В ответе Александра Осиповича я услышала схожий инстинктивный порыв во что бы то ни стало подхватить, укрепить. Он выловил меня из той безысходной истерики. Я привела это письмо целиком, чтобы показать, как один человек может услышать другого, как сострадание может спасти этого другого и какой глубокой это требует самоотверженности. В одном из предыдущих писем Александр Осипович писал:
«Больше чем какой-нибудь род самозапечатления – письмо, если оно не чисто информационное, явление настроенческое. Именно настроение влияет на характер и содержание отбора, лепит некую внутреннюю ритмическую основу, тему».

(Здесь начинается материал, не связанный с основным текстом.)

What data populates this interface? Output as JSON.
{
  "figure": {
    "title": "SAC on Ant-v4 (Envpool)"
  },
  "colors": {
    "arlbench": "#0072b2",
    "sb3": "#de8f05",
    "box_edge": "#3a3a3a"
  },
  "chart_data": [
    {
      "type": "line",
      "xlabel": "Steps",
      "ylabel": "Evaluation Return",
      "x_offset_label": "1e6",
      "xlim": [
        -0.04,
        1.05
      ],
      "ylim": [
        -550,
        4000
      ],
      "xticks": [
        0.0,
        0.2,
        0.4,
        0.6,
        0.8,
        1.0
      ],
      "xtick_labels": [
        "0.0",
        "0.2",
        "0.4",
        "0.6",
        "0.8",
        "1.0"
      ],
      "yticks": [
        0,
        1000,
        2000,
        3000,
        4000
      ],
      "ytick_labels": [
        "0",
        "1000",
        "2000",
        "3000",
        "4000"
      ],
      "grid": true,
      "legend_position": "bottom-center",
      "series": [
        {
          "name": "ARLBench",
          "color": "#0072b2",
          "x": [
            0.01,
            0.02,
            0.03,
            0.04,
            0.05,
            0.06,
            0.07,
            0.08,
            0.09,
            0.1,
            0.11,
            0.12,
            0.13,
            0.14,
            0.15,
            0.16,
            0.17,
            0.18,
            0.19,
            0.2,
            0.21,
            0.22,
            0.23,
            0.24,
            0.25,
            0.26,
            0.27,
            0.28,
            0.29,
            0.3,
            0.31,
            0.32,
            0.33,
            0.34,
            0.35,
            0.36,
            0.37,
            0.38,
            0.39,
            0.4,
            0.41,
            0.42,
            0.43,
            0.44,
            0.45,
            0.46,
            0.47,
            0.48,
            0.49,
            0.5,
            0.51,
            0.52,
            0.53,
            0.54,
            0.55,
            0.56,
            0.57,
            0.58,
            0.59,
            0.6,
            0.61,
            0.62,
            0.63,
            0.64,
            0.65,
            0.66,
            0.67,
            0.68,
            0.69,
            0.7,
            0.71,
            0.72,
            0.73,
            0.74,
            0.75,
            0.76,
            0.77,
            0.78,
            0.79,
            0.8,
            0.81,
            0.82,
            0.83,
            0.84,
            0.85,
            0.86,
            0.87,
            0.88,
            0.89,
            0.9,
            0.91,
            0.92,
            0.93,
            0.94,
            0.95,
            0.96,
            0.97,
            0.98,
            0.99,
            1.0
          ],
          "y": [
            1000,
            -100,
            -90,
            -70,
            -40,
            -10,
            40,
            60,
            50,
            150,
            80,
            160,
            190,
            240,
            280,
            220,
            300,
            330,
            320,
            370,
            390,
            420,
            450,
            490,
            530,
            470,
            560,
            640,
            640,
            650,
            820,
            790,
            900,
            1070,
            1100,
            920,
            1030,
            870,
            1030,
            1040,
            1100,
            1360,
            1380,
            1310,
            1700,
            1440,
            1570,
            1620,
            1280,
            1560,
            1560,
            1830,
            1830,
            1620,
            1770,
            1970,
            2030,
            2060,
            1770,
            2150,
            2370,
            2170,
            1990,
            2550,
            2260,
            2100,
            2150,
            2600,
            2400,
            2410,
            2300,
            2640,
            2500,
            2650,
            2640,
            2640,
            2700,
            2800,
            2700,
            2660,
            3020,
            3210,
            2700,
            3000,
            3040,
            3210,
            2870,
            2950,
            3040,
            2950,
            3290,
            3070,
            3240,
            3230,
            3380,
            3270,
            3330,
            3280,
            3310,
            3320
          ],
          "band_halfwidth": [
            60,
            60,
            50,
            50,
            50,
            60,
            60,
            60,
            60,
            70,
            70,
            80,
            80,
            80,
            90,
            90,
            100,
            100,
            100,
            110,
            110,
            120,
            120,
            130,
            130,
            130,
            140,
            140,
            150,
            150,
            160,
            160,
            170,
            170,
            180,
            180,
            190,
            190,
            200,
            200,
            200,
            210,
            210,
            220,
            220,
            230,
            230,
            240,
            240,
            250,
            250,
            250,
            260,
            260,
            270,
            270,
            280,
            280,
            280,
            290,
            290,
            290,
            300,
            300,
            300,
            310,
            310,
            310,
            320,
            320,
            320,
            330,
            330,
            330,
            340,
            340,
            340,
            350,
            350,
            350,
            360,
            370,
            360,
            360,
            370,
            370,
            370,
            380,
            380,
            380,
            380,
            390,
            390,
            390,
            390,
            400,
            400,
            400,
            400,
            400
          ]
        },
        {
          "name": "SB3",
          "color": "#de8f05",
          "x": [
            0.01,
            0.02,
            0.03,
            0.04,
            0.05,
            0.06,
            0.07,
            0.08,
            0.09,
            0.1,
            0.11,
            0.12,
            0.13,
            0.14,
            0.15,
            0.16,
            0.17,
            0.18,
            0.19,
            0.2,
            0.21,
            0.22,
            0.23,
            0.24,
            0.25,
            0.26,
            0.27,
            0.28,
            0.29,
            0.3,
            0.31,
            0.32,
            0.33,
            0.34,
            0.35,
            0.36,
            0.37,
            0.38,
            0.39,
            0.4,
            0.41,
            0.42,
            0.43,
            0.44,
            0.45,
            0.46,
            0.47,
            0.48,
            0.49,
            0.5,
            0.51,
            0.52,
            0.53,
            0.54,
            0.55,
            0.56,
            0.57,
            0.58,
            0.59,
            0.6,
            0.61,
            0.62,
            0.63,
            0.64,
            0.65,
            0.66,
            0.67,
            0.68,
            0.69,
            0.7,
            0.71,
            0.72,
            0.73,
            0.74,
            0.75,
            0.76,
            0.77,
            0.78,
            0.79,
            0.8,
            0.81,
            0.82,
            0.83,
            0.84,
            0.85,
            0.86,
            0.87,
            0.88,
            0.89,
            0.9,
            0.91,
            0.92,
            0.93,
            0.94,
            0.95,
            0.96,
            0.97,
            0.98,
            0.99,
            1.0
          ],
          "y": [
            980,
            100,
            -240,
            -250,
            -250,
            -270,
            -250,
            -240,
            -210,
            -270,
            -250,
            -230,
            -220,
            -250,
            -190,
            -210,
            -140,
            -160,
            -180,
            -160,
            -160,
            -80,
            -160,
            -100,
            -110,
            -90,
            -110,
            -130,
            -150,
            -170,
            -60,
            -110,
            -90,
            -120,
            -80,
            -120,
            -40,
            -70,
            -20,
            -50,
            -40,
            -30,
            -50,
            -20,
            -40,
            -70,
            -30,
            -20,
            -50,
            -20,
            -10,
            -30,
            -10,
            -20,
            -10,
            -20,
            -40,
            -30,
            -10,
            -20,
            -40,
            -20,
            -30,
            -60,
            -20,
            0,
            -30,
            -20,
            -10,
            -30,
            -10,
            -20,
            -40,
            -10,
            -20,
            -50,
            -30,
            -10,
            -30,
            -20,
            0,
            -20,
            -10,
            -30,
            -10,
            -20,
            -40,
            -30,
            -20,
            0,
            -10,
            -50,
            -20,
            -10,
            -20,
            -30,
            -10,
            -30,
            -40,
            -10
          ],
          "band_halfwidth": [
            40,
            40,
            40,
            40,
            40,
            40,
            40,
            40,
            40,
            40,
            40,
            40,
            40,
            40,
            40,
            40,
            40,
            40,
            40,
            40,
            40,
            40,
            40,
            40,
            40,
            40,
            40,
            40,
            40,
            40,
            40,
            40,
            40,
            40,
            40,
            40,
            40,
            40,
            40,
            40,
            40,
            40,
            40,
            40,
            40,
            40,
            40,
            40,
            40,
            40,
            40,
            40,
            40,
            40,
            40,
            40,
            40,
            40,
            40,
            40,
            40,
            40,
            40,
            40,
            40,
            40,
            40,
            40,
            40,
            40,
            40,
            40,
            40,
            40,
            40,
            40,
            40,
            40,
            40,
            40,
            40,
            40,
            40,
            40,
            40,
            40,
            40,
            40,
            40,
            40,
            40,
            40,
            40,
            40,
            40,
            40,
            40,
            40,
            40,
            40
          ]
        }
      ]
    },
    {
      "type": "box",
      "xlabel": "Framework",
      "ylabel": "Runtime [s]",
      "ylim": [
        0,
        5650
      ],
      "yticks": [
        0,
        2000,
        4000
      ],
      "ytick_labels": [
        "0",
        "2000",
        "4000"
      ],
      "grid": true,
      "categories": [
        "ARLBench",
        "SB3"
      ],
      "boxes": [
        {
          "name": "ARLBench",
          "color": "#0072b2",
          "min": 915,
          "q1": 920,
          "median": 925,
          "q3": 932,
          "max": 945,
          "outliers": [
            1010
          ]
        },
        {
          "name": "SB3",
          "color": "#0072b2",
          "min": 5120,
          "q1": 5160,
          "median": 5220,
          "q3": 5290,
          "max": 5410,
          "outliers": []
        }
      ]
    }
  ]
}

Именно так я и читала письма. Главным было схватить ток, напряжение письма. Если к тому же слова совпадали с «ритмической основой», тогда письмо утоляло. Я пропитывалась им, припадала к нему как к источнику жизни. Я и сама часто писала оголтело, страстно, словно в забытьи.
Александр Осипович хлопотал о моём переводе на Ракпас. Вовлёк в уговоры и своих молодых друзей. Они написали мне оба: и Борис, и Мотя. Но какими юными, совсем ещё не знающими ни горя, ни жизни, а существующими на лёгкой, игривой волне, они мне показались! Сама я считала выходом для себя возврат в ТЭК. Только разъезжая с коллективом по трассе, я смогла бы хоть иногда видеть сына.
Я написала директору ТЭКа Семёну Владимировичу Ерухимовичу и его заместителю Георгию Львовичу Невольскому. Они ответили, что будут рады моему возвращению и намерены выслать наряд. В ТЭКе к тому времени многое изменилось. Увидев его новый состав, Александр Осипович написал, что там много даровитых солистов, музыкантов и профессиональных артистов драмы. «Особенно, – отмечал он, – меня поразил один актёр оскар-уайльдовского типа. Очень талантлив». Режиссёр в ТЭКе тоже был новый: Борис Павлович Семячков. Закончил ГИТИС. По национальности – коми. Говорили, творческий, темпераментный, ищущий.
Меня эти новости отпугивали. Профессионалы? Но главное – без Александра Осиповича? Смогу ли? Конечно нет. Пыл мой, однако, не убавлялся. А с нарядом на меня дело как-то застопорилось.
Били подъём. Поднимались больные. Ели кашу, звякая алюминиевыми ложками по мискам. Начинались хлопоты по корпусу. Я кипятила шприцы. Делала вливания, уколы, ставила банки. Монотонность межогского существования отупляла. Меня изгрызла тоска по сыну. Возвращение в ТЭК могло меня оживить. Так, во всяком случае, мне казалось.
* * *
Александра Петровна давно выговорила у охраны право медперсоналу жить при корпусе, где работали. Оставаясь одна в дежурке, я успевала что-то записать. Желтоватые, иссохшие листки сохранили вопросы, которыми я пыталась проломить стену, ища определение своему тогдашнему состоянию:
«Теснит в груди. Что делать, чтоб совсем окаменеть? Как самозаморозиться?», «Что будет, если охвачу размеры беды оттого, что не я укладываю спать своего мальчика, не я встречаю утро каждого дня с сыном, не ко мне тянутся его ручонки? Что делать? Что? Что?», «Адское удушье сменяется смирением. Оно так могильно тихо, что по безысходности равняется смерти», «В эти самые минуты сын мог бы быть со мной! Не могу больше! Не могу!», «Вещи не имеют тени. Мне страшно! Это и есть ад!», «Чего больше, презрения или ненависти к отцу сына? Нет. Превыше всего – стыд, нестерпимый стыд за себя, за свою незрячесть… Мы с тобой будем вместе, сын. С первого же часа выхода на волю… Только помни меня, мой мальчик, помни, помни меня…».
Из событий на этих листках отмечено одно: «ударники», то есть работа после рабочего дня. «Всю ночь была на ударнике. Разгружали вагоны с камнями». «Ночью погнали на ударник на парники». «Опять прибыли платформы с досками. Ночью будем выгружать».